A quarter wavelength resonant stripline type resonator substrate and a coupling adjusting substrate are alternately laminated in the thickness direction, and the resonator substrate has a structure in which a polarized capacitor is integrally incorporated, and a conductor is connected thereto. This is a configuration in which a pole feedback circuit is formed. The band rejection filter unit has a structure in which a similar quarter-wave resonance stripline type resonator substrate and a shielding substrate are alternately stacked in the thickness direction, and the resonator substrate has a structure in which a coupling capacitor is integrally incorporated. This is a configuration in which a coil is connected and coupled.

Here, each resonator substrate typically has an internal electrode formed in the longitudinal direction of the inner center of a strip-shaped dielectric substrate, and independent island-shaped electrodes and external electrodes are formed on the outer peripheral portion excluding one end surface. Is formed. The coupling adjustment substrate has an electrode on the outer periphery. The shield substrate has a built-in shield electrode that extends in a plane substantially perpendicular to the thickness direction, and has an electrode on the outer periphery. A plurality of the resonator substrates are stacked so that a coupling adjusting substrate or a shielding substrate is sandwiched therebetween. Further, outer substrates are provided further outside the resonator substrates located on both sides in the thickness direction. The outer substrate has electrodes on the outer main surface and the outer peripheral portion. In the band-pass filter section, the island-shaped electrodes are connected by conductors to form a polarized feedback circuit, and in the band-stop filter section, the island-shaped electrodes are connected by coils.
Then, the island-shaped electrodes of the resonator substrate located on both sides of both filter portions are used as a receiving or transmitting coupling electrode and an antenna coupling electrode.

Here, it is preferable that the band pass filter section and the band rejection filter section are continuous and the outer surface is integrally metallized. For example, the band-pass filter unit uses the outer island electrode as the receiving coupling electrode, the center island electrode as the antenna coupling electrode, and the band rejection filter unit uses the outer island electrode as the transmitting coupling electrode and the center electrode. The island electrodes are used as antenna coupling electrodes. A receiving terminal is connected to the receiving coupling electrode, a transmitting terminal is connected to the transmitting coupling electrode, and an antenna terminal is connected to one of the antenna coupling electrodes.

[0011] In addition to the above structure, the resonator substrate is composed of, for example, a combination of an external dielectric having a cutout provided in a part thereof to be substantially U-shaped, and an internal dielectric fitted into the cutout of the external dielectric. Provide electrodes on the surface and outer periphery
A structure in which the four-wavelength resonance strip line is formed three-dimensionally so as to be folded may be used. The coupling adjusting substrate has a structure in which an opening or a cut portion is formed in a part of the dielectric substrate to adjust the degree of coupling in addition to a simple plate-shaped dielectric substrate. A structure in which a conductor pattern is formed on the main surface of the dielectric substrate may be used. The shield substrate preferably has a structure in which a shield electrode is formed at an interface where two dielectrics are stacked. Usually, at least the open surface side of such a dielectric duplexer is covered with a shield such as a metal case or a metal plate.

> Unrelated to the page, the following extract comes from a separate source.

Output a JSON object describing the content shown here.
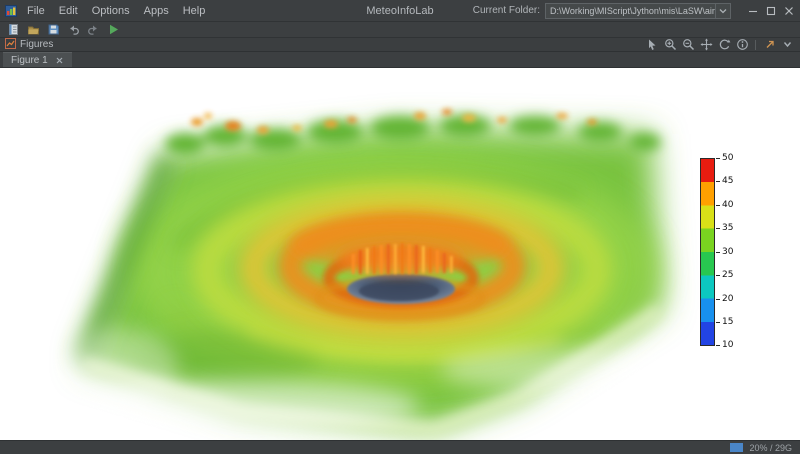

In the configuration of the polarized feedback circuit, for example, in the case of a four-stage filter, the first and second, and the third and fourth resonator substrate are connected between the island-shaped electrodes by conductors, respectively. I do. In this case, it is also possible to provide a conductor pattern on the outer peripheral surface of the coupling adjustment substrate and thereby form a connection portion.

[0013]

The resonator substrate has one inner electrode and one outer electrode.
It becomes a 波長 wavelength resonance type strip line type resonator.
The non-electrode portion (one on which no electrode is formed) at one end of the outer peripheral surface is an open surface, and the one on which the other electrode is formed is a short-circuit surface. However, in the case of the folded type, the open surface and the short-circuit surface appear at the same end. The coupling adjustment substrate sandwiched between the resonator substrates adjusts the coupling between the adjacent resonators according to the material, thickness, shape and position of the openings and cuts. The shielding substrate located between the resonator substrates prevents direct coupling between adjacent resonators, and functions as independent resonators.

In each of the above-described resonator substrates, a capacitance is generated between the island-shaped electrodes formed on the outer peripheral portion and the internal electrodes of the resonator substrate, and the capacitance acts as a polarized or coupling capacitor. Therefore, by connecting appropriate island-shaped electrodes with conductors, a band-pass filter characteristic exhibiting polarization can be exhibited. Further, by connecting the island-shaped electrodes with a coil, a band rejection filter characteristic is developed.

[0015]

1 shows an embodiment of a laminated dielectric duplexer according to the present invention, and FIG. 2 is a partially assembled perspective view of the same. As shown in both figures, it is composed of a combination of a bandpass filter section 10 and a band rejection filter section 20. Each of the filter units 10 and 20 has four resonator substrates. The receiving terminal 12 is mounted on one side of the band-pass filter unit 10, and the transmitting terminal 22 is mounted on one side of the band rejection filter unit 20. Then, the antenna terminal 14 is attached to the opposite side of the band-pass filter unit 10, and the antenna terminal 14 is connected to the band rejection filter unit 20 by the combining coil 24 and combined.

The main body of the band-pass filter section 10 includes 1
Four quarter-wavelength resonant stripline type resonator substrates 30
, 30d and three coupling adjusting substrates 32a,.
2c are alternately stacked in the thickness direction. Further, outside substrates 34a and 34b are arranged outside the resonator substrates 30a and 30d located on both sides. Each resonator substrate 30a,
.., 30d (the positions of the open surface and the short circuit surface) are all the same.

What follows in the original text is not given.